C国の瀋陽行きの飛行機に乗ろうとしていた大阪のC国領事が拉致されそうになり、待機していた警察によって、容疑者たちの身柄は確保され、C国領事は、無事に瀋陽に飛び立った。
いくつかのことが明らかになった。
C国は、佐世保沖の海戦以来、分裂の様子がある。首都を中心とする政府の中枢と、南部の大都市を中心とする分派。軍と地方政府は、どちらについているか分からなかった。表面的には静観の様子だが大阪領事が動いたように、水面下では勢力争いがおこっており、C国は事実上分裂の方向に動き始めている。

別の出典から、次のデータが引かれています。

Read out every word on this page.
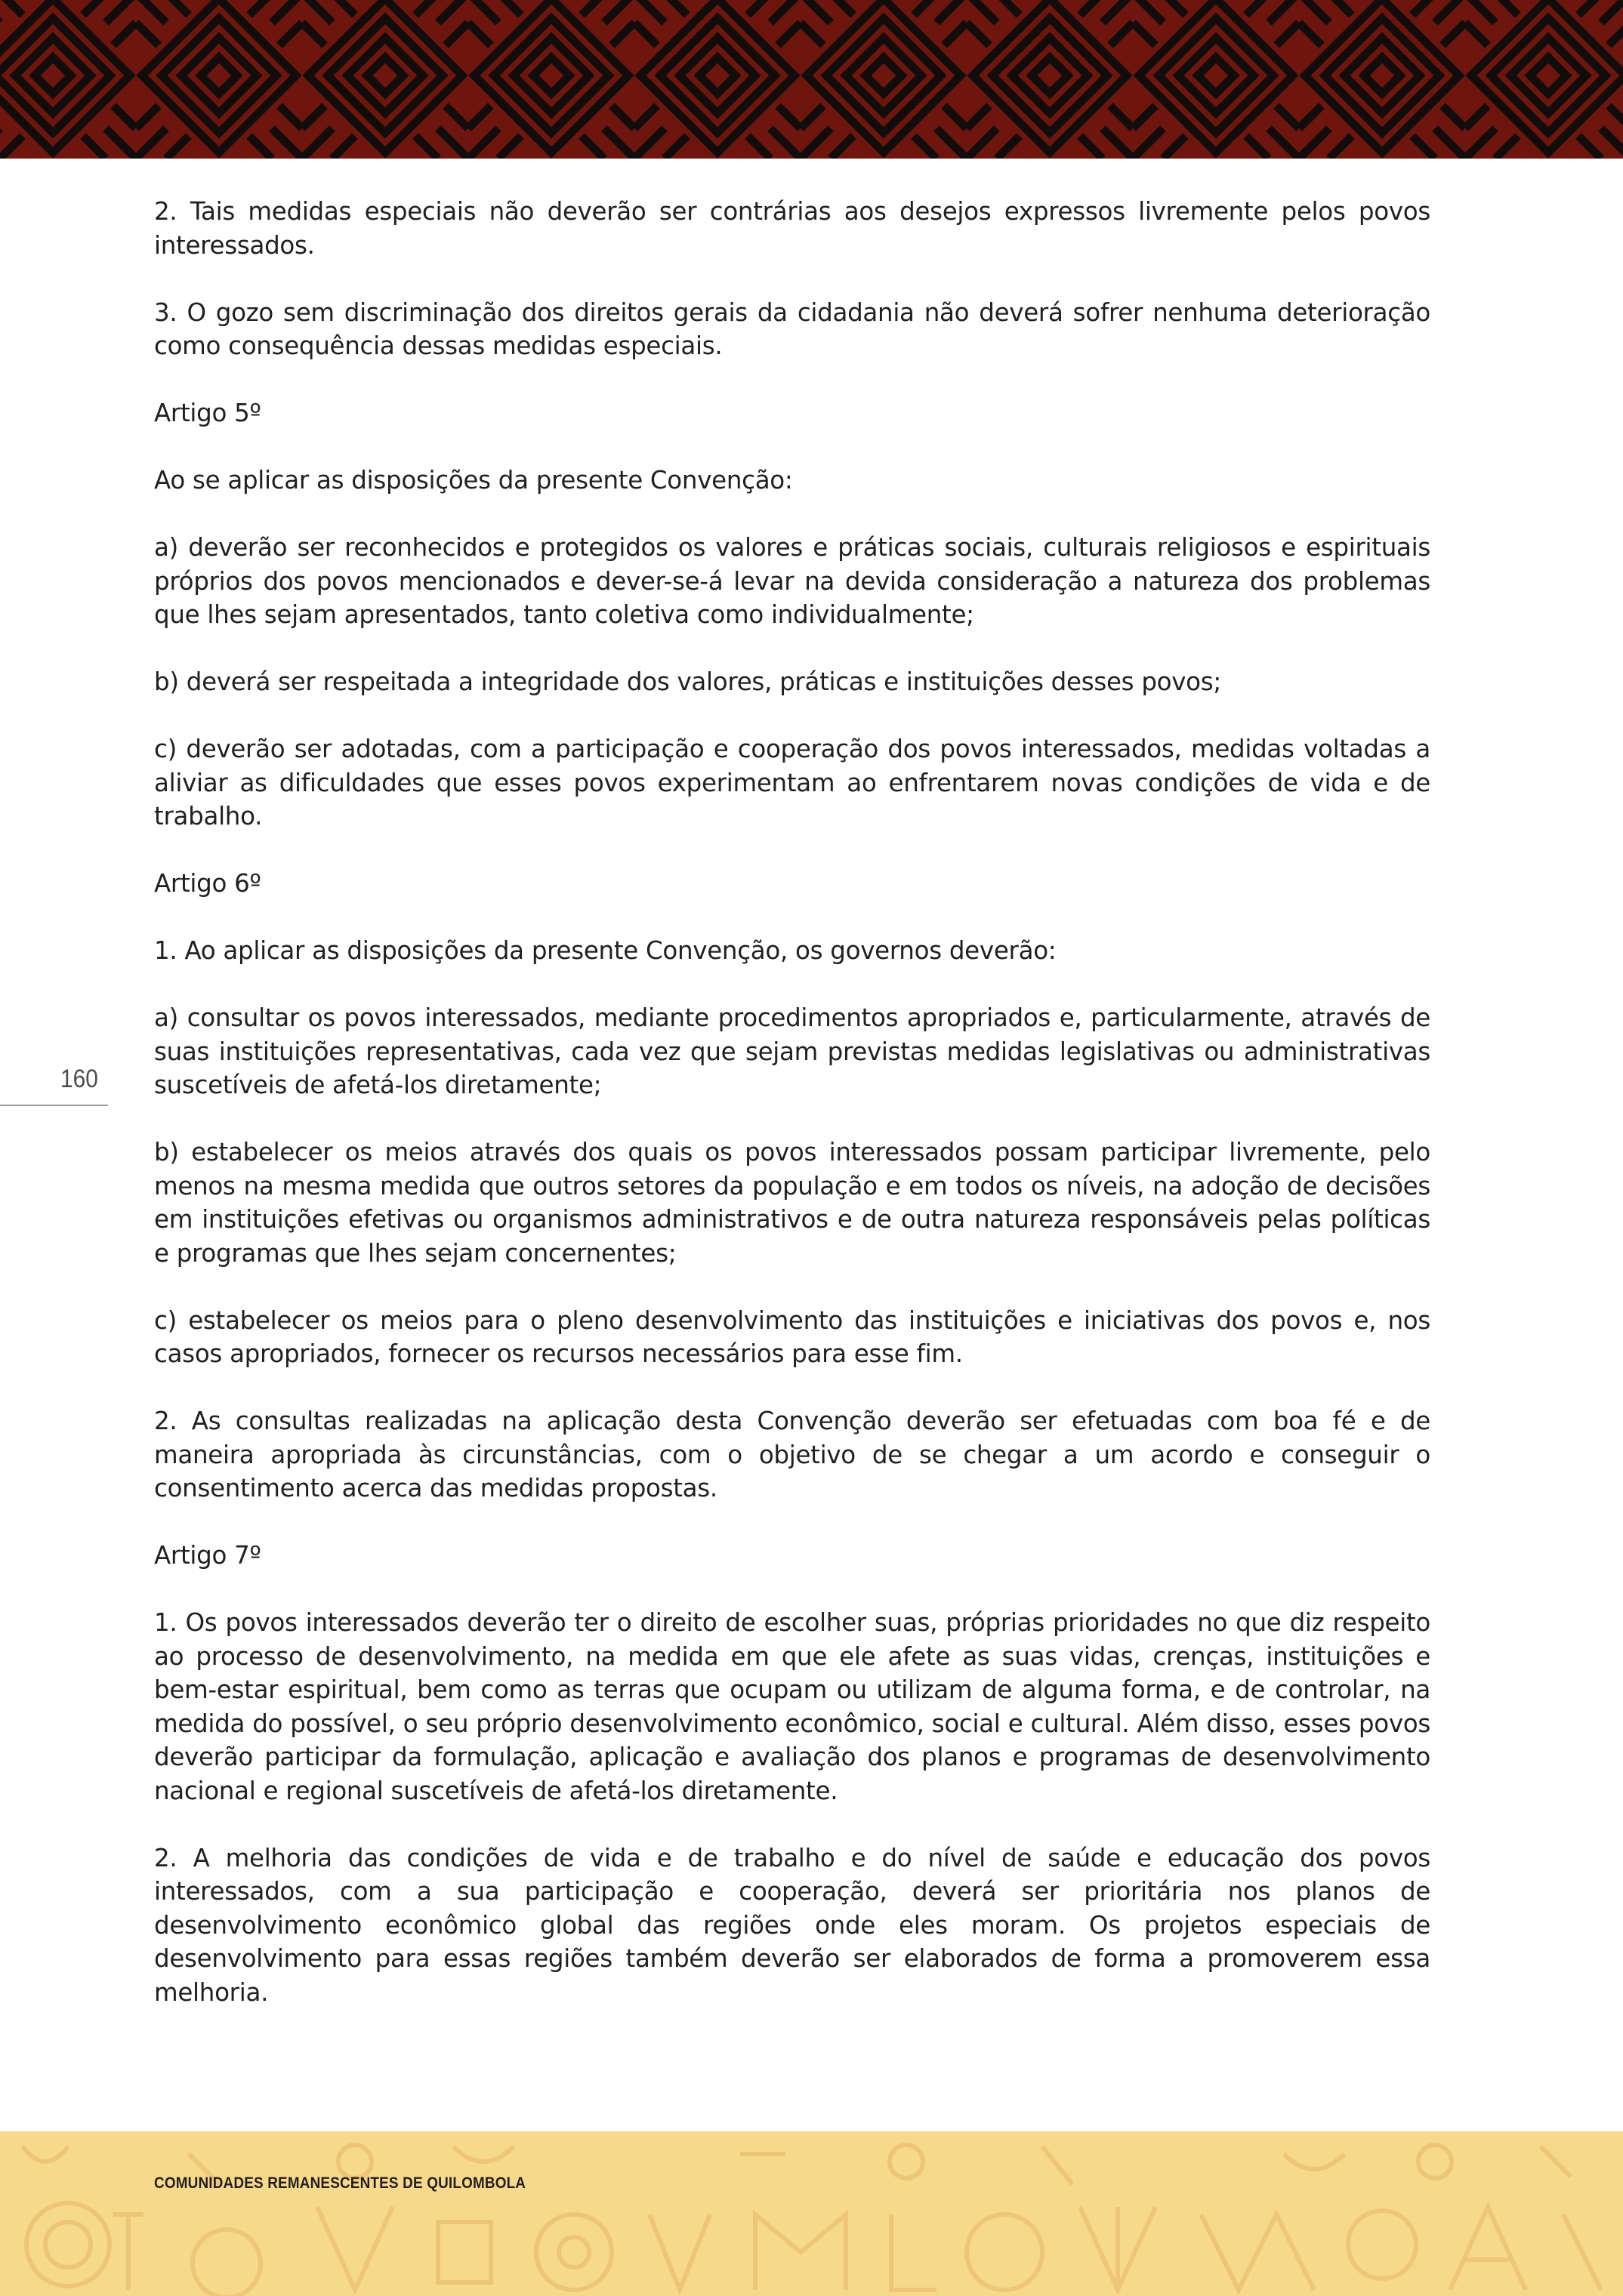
2. Tais medidas especiais não deverão ser contrárias aos desejos expressos livremente pelos povos interessados.

3. O gozo sem discriminação dos direitos gerais da cidadania não deverá sofrer nenhuma deterioração como consequência dessas medidas especiais.

Artigo 5º

Ao se aplicar as disposições da presente Convenção:

a) deverão ser reconhecidos e protegidos os valores e práticas sociais, culturais religiosos e espirituais próprios dos povos mencionados e dever-se-á levar na devida consideração a natureza dos problemas que lhes sejam apresentados, tanto coletiva como individualmente;

b) deverá ser respeitada a integridade dos valores, práticas e instituições desses povos;

c) deverão ser adotadas, com a participação e cooperação dos povos interessados, medidas voltadas a aliviar as dificuldades que esses povos experimentam ao enfrentarem novas condições de vida e de trabalho.

Artigo 6º

1. Ao aplicar as disposições da presente Convenção, os governos deverão:

a) consultar os povos interessados, mediante procedimentos apropriados e, particularmente, através de suas instituições representativas, cada vez que sejam previstas medidas legislativas ou administrativas suscetíveis de afetá-los diretamente;

b) estabelecer os meios através dos quais os povos interessados possam participar livremente, pelo menos na mesma medida que outros setores da população e em todos os níveis, na adoção de decisões em instituições efetivas ou organismos administrativos e de outra natureza responsáveis pelas políticas e programas que lhes sejam concernentes;

c) estabelecer os meios para o pleno desenvolvimento das instituições e iniciativas dos povos e, nos casos apropriados, fornecer os recursos necessários para esse fim.

2. As consultas realizadas na aplicação desta Convenção deverão ser efetuadas com boa fé e de maneira apropriada às circunstâncias, com o objetivo de se chegar a um acordo e conseguir o consentimento acerca das medidas propostas.

Artigo 7º

1. Os povos interessados deverão ter o direito de escolher suas, próprias prioridades no que diz respeito ao processo de desenvolvimento, na medida em que ele afete as suas vidas, crenças, instituições e bem-estar espiritual, bem como as terras que ocupam ou utilizam de alguma forma, e de controlar, na medida do possível, o seu próprio desenvolvimento econômico, social e cultural. Além disso, esses povos deverão participar da formulação, aplicação e avaliação dos planos e programas de desenvolvimento nacional e regional suscetíveis de afetá-los diretamente.

2. A melhoria das condições de vida e de trabalho e do nível de saúde e educação dos povos interessados, com a sua participação e cooperação, deverá ser prioritária nos planos de desenvolvimento econômico global das regiões onde eles moram. Os projetos especiais de desenvolvimento para essas regiões também deverão ser elaborados de forma a promoverem essa melhoria.

160
COMUNIDADES REMANESCENTES DE QUILOMBOLA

C国は、日本に宣戦布告はしたものの目立った動きをしていない。在留邦人も一応無事だ。政府はC国の事態の流動化を懸念して、帰国勧告を出している。日本企業の撤退は、この一週間で顕著になり、外国資本も逃げ出している。
C国は統一と分裂を繰り返すのが国家的生理である。七十年の統一の時期が終わり、分裂の時期に入ったと言っていいだろう。
もう一つ分かったことは、さざれ石がタクミ君の思念を読み取るバリアーになることである。タクミ君は喜んだ。これでヨコシマナことを思っても、あたしに気づかれずに済む。
ただ、さざれ石を身に着けるかどうかは、あたしの気持ち次第ではあるので、とりあえずC国とのことが決着がつくまでは、自衛隊での生活が続きそうな気配なのよ。